Tidak hanya terkait biaya, elektrifikasi armada BST juga membutuhkan penyiapan energi terbarukan untuk memasok listrik bagi kendaraan tersebut. Diperlukan energi listrik sebesar 37 mega watt untuk menggerakkan 100 bus. Saat ini, produksi listrik di Pembangkit Listrik Tenaga Sampah (PLTSa) Putri Cempo baru mampu menghasilkan maksimum 5 mega watt.
“Dalam hal ini, potensi pengembangan energi terbarukan dapat dioptimalkan melalui pemanfaatan Pembangkit Listrik Tenaga Surya (PLTS) terapung di Waduk Cengklik dan Waduk Gajah Mungkur. Upaya ini akan menciptakan kesempatan kerja baru serta merangsang pertumbuhan ekonomi hijau. Dengan demikian, bus listrik menjadi solusi meningkatkan permintaan listrik yang didukung oleh energi terbarukan, sehingga mampu menekan biaya operasional,” tambah Wahyudi.

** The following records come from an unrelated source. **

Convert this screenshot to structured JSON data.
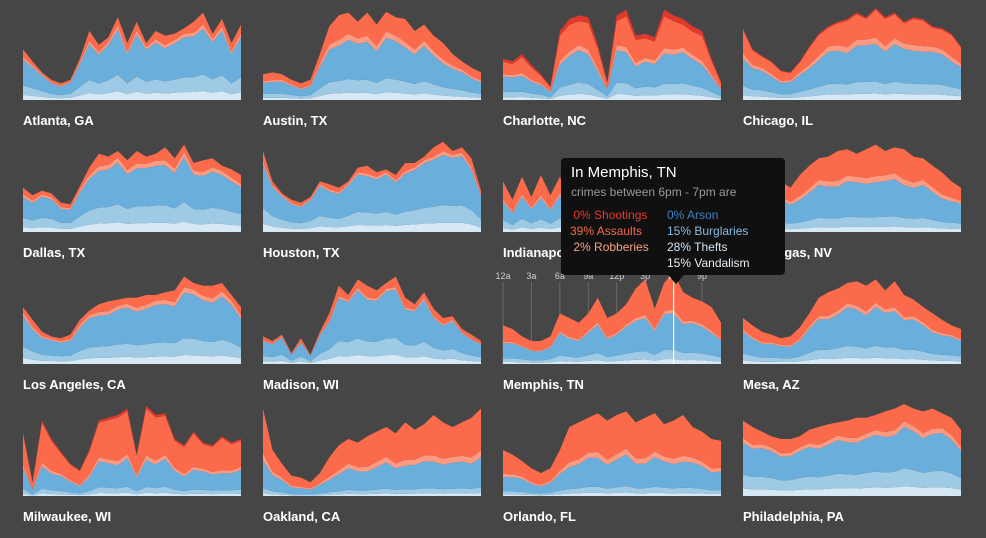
{
  "tooltip": {
    "title": "In Memphis, TN",
    "subtitle": "crimes between 6pm - 7pm are",
    "left_items": [
      {
        "pct": " 0%",
        "label": "Shootings",
        "color": "#e33b2e"
      },
      {
        "pct": "39%",
        "label": "Assaults",
        "color": "#f4694e"
      },
      {
        "pct": " 2%",
        "label": "Robberies",
        "color": "#f8a088"
      }
    ],
    "right_items": [
      {
        "pct": "0%",
        "label": "Arson",
        "color": "#3f82c4"
      },
      {
        "pct": "15%",
        "label": "Burglaries",
        "color": "#86bde2"
      },
      {
        "pct": "28%",
        "label": "Thefts",
        "color": "#cfe4f2"
      },
      {
        "pct": "15%",
        "label": "Vandalism",
        "color": "#e7f0f7"
      }
    ]
  },
  "colors": {
    "background": "#464646",
    "shootings": "#e0382b",
    "assaults": "#fb6a4a",
    "robberies": "#fc9a82",
    "arson": "#4a8cc9",
    "burglaries": "#6aaedb",
    "thefts": "#9fcae6",
    "vandalism": "#d6e8f4"
  },
  "chart_data": {
    "type": "area",
    "layout": "small-multiples",
    "x_unit": "hour of day",
    "x": [
      0,
      1,
      2,
      3,
      4,
      5,
      6,
      7,
      8,
      9,
      10,
      11,
      12,
      13,
      14,
      15,
      16,
      17,
      18,
      19,
      20,
      21,
      22,
      23
    ],
    "series_order": [
      "vandalism",
      "thefts",
      "burglaries",
      "arson",
      "robberies",
      "assaults",
      "shootings"
    ],
    "hour_axis": {
      "city": "Memphis, TN",
      "ticks": [
        {
          "hour": 0,
          "label": "12a"
        },
        {
          "hour": 3,
          "label": "3a"
        },
        {
          "hour": 6,
          "label": "6a"
        },
        {
          "hour": 9,
          "label": "9a"
        },
        {
          "hour": 12,
          "label": "12p"
        },
        {
          "hour": 15,
          "label": "3p"
        },
        {
          "hour": 18,
          "label": "6p"
        },
        {
          "hour": 21,
          "label": "9p"
        }
      ],
      "highlight_hour": 18
    },
    "cities": [
      {
        "name": "Atlanta, GA",
        "totals": [
          0.55,
          0.42,
          0.3,
          0.22,
          0.18,
          0.22,
          0.45,
          0.75,
          0.6,
          0.68,
          0.9,
          0.62,
          0.85,
          0.62,
          0.75,
          0.7,
          0.72,
          0.78,
          0.85,
          0.95,
          0.72,
          0.88,
          0.62,
          0.82
        ],
        "blue": 0.84,
        "light": 0.36,
        "robb": 0.05,
        "shoot": 0.0
      },
      {
        "name": "Austin, TX",
        "totals": [
          0.28,
          0.3,
          0.28,
          0.22,
          0.18,
          0.22,
          0.5,
          0.8,
          0.92,
          0.95,
          0.85,
          0.95,
          0.82,
          0.96,
          0.9,
          0.88,
          0.75,
          0.82,
          0.7,
          0.62,
          0.5,
          0.42,
          0.35,
          0.3
        ],
        "blue": 0.68,
        "light": 0.35,
        "robb": 0.07,
        "shoot": 0.0
      },
      {
        "name": "Charlotte, NC",
        "totals": [
          0.45,
          0.42,
          0.5,
          0.38,
          0.28,
          0.15,
          0.75,
          0.88,
          0.92,
          0.9,
          0.6,
          0.2,
          0.92,
          0.98,
          0.7,
          0.72,
          0.68,
          0.98,
          0.92,
          0.88,
          0.8,
          0.75,
          0.45,
          0.2
        ],
        "blue": 0.55,
        "light": 0.35,
        "robb": 0.06,
        "shoot": 0.07
      },
      {
        "name": "Chicago, IL",
        "totals": [
          0.78,
          0.55,
          0.48,
          0.42,
          0.32,
          0.3,
          0.42,
          0.58,
          0.72,
          0.8,
          0.85,
          0.88,
          0.95,
          0.9,
          1.0,
          0.9,
          0.95,
          0.85,
          0.9,
          0.88,
          0.8,
          0.78,
          0.72,
          0.58
        ],
        "blue": 0.62,
        "light": 0.33,
        "robb": 0.07,
        "shoot": 0.02
      },
      {
        "name": "Dallas, TX",
        "totals": [
          0.48,
          0.4,
          0.45,
          0.42,
          0.32,
          0.3,
          0.5,
          0.7,
          0.85,
          0.82,
          0.88,
          0.78,
          0.88,
          0.82,
          0.85,
          0.92,
          0.8,
          0.95,
          0.75,
          0.78,
          0.8,
          0.72,
          0.68,
          0.62
        ],
        "blue": 0.82,
        "light": 0.4,
        "robb": 0.06,
        "shoot": 0.0
      },
      {
        "name": "Houston, TX",
        "totals": [
          0.88,
          0.55,
          0.42,
          0.35,
          0.32,
          0.38,
          0.55,
          0.52,
          0.48,
          0.55,
          0.7,
          0.72,
          0.65,
          0.68,
          0.62,
          0.75,
          0.75,
          0.82,
          0.92,
          0.98,
          0.88,
          0.92,
          0.8,
          0.45
        ],
        "blue": 0.88,
        "light": 0.35,
        "robb": 0.04,
        "shoot": 0.0
      },
      {
        "name": "Indianapolis, IN",
        "totals": [
          0.55,
          0.35,
          0.6,
          0.38,
          0.62,
          0.4,
          0.6,
          0.38,
          0.62,
          0.4,
          0.58,
          0.45,
          0.7,
          0.48,
          0.62,
          0.5,
          0.65,
          0.55,
          0.62,
          0.58,
          0.52,
          0.48,
          0.42,
          0.38
        ],
        "blue": 0.62,
        "light": 0.38,
        "robb": 0.05,
        "shoot": 0.0
      },
      {
        "name": "Las Vegas, NV",
        "totals": [
          0.52,
          0.5,
          0.55,
          0.62,
          0.55,
          0.48,
          0.62,
          0.72,
          0.8,
          0.82,
          0.88,
          0.9,
          0.85,
          0.9,
          0.95,
          0.88,
          0.92,
          0.9,
          0.82,
          0.8,
          0.72,
          0.65,
          0.55,
          0.48
        ],
        "blue": 0.6,
        "light": 0.3,
        "robb": 0.07,
        "shoot": 0.0
      },
      {
        "name": "Los Angeles, CA",
        "totals": [
          0.62,
          0.48,
          0.35,
          0.3,
          0.28,
          0.32,
          0.48,
          0.58,
          0.65,
          0.68,
          0.7,
          0.72,
          0.72,
          0.75,
          0.75,
          0.78,
          0.8,
          0.95,
          0.88,
          0.85,
          0.85,
          0.88,
          0.75,
          0.62
        ],
        "blue": 0.82,
        "light": 0.36,
        "robb": 0.06,
        "shoot": 0.0
      },
      {
        "name": "Madison, WI",
        "totals": [
          0.3,
          0.25,
          0.32,
          0.12,
          0.28,
          0.1,
          0.35,
          0.55,
          0.85,
          0.75,
          0.92,
          0.85,
          0.8,
          0.88,
          0.95,
          0.72,
          0.65,
          0.78,
          0.6,
          0.5,
          0.52,
          0.38,
          0.32,
          0.25
        ],
        "blue": 0.86,
        "light": 0.35,
        "robb": 0.03,
        "shoot": 0.0
      },
      {
        "name": "Memphis, TN",
        "totals": [
          0.42,
          0.38,
          0.3,
          0.25,
          0.25,
          0.3,
          0.55,
          0.5,
          0.45,
          0.55,
          0.72,
          0.5,
          0.55,
          0.65,
          0.82,
          0.92,
          0.6,
          0.88,
          1.0,
          0.78,
          0.72,
          0.68,
          0.62,
          0.45
        ],
        "blue": 0.58,
        "light": 0.28,
        "robb": 0.04,
        "shoot": 0.0
      },
      {
        "name": "Mesa, AZ",
        "totals": [
          0.5,
          0.42,
          0.35,
          0.32,
          0.28,
          0.3,
          0.4,
          0.55,
          0.72,
          0.78,
          0.82,
          0.88,
          0.9,
          0.85,
          0.92,
          0.8,
          0.9,
          0.75,
          0.7,
          0.62,
          0.55,
          0.48,
          0.42,
          0.38
        ],
        "blue": 0.66,
        "light": 0.32,
        "robb": 0.05,
        "shoot": 0.0
      },
      {
        "name": "Milwaukee, WI",
        "totals": [
          0.7,
          0.15,
          0.82,
          0.62,
          0.48,
          0.35,
          0.28,
          0.5,
          0.82,
          0.85,
          0.88,
          0.95,
          0.45,
          0.98,
          0.88,
          0.9,
          0.62,
          0.55,
          0.7,
          0.58,
          0.55,
          0.65,
          0.58,
          0.62
        ],
        "blue": 0.42,
        "light": 0.25,
        "robb": 0.05,
        "shoot": 0.03
      },
      {
        "name": "Oakland, CA",
        "totals": [
          0.95,
          0.5,
          0.35,
          0.22,
          0.2,
          0.15,
          0.25,
          0.42,
          0.55,
          0.62,
          0.58,
          0.65,
          0.7,
          0.75,
          0.68,
          0.8,
          0.72,
          0.78,
          0.88,
          0.8,
          0.75,
          0.8,
          0.85,
          0.95
        ],
        "blue": 0.45,
        "light": 0.22,
        "robb": 0.08,
        "shoot": 0.0
      },
      {
        "name": "Orlando, FL",
        "totals": [
          0.5,
          0.45,
          0.38,
          0.3,
          0.25,
          0.3,
          0.5,
          0.75,
          0.8,
          0.85,
          0.9,
          0.82,
          0.88,
          0.92,
          0.8,
          0.85,
          0.9,
          0.78,
          0.82,
          0.88,
          0.75,
          0.7,
          0.62,
          0.6
        ],
        "blue": 0.45,
        "light": 0.24,
        "robb": 0.07,
        "shoot": 0.0
      },
      {
        "name": "Philadelphia, PA",
        "totals": [
          0.82,
          0.75,
          0.7,
          0.65,
          0.62,
          0.62,
          0.65,
          0.72,
          0.75,
          0.78,
          0.8,
          0.82,
          0.85,
          0.85,
          0.88,
          0.92,
          0.95,
          1.0,
          0.95,
          0.92,
          0.95,
          0.9,
          0.85,
          0.72
        ],
        "blue": 0.72,
        "light": 0.4,
        "robb": 0.06,
        "shoot": 0.0
      }
    ]
  }
}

Adapun dari sisi tenaga kerja, pengembangan tenaga terampil untuk proyek elektrifikasi ini perlu diprioritaskan pada SDM yang sudah ada agar menghindari persoalan baru. Posisi seperti driver dan teknisi tidak perlu diganti, melainkan ditingkatkan kompetensinya untuk mengoperasikan dan merawat bus listrik.
“Pekerja yang sudah ada hanya memerlukan pelatihan tambahan karena perawatan bus listrik lebih sederhana dan hanya memerlukan sertifikasi khusus. Australia memiliki teknologi yang dibutuhkan, dan UNS dapat berperan sebagai jembatan melalui training tenaga terampil elektrifikasi bus di pusat pengembangan bisnis kami, Pusbangnis,” jelas Wahyudi.
Melalui kolaborasi dengan Pemkot Solo, UNS berharap dapat mewujudkan kota ini sebagai pionir dalam penerapan transportasi umum yang lebih ramah lingkungan di Indonesia. Selain memberikan manfaat langsung berupa pengurangan emisi karbon dan peningkatan kualitas udara kota, langkah ini diharapkan juga dapat menarik investor dan menjadi cetak biru bagi kota-kota lain yang ingin mengikuti jejak Solo dalam mendorong elektrifikasi sektor transportasi.
Demi mendukung langkah ini, berbagai inovasi dan kebijakan strategis dari pemerintah pusat hingga daerah diharapkan mampu mempercepat proses elektrifikasi transportasi umum ini. Kolaborasi antara insitusi akademik, pemerintah, serta sektor swasta menjadi kunci sukses untuk mewujudkan visi transportasi hijau di Solo.
Dengan dukungan energi terbarukan yang optimal dan tenaga kerja terampil, Solo berpotensi menjadi salah satu kota di garis depan yang mampu beralih ke transportasi elektrifikasi secara efektif dan efisien, sekaligus berkontribusi terhadap pengurangan emisi karbon nasional. langkah maju ini diharapkan dapat segera terlaksana, menjadikan Solo sebagai model keberhasilan bagi kota lainnya di Indonesia.
Potensi elektrifikasi transportasi umum di Solo menjanjikan pengurangan emisi karbon dan peningkatan kualitas hidup warga. Namun, kendala investasi dan SDM harus segera diatasi. UNS dan Pemkot Solo bekerjasama untuk merealisasikan elektrifikasi armada BST dengan memanfaatkan hibah dan teknologi dari Australia, serta mengoptimalkan sumber daya lokal. Dukungan dan kolaborasi lintas sektoral diharapkan mampu mempercepat implementasi program ini sehingga Solo bisa menjadi pionir transportasi ramah lingkungan di Indonesia.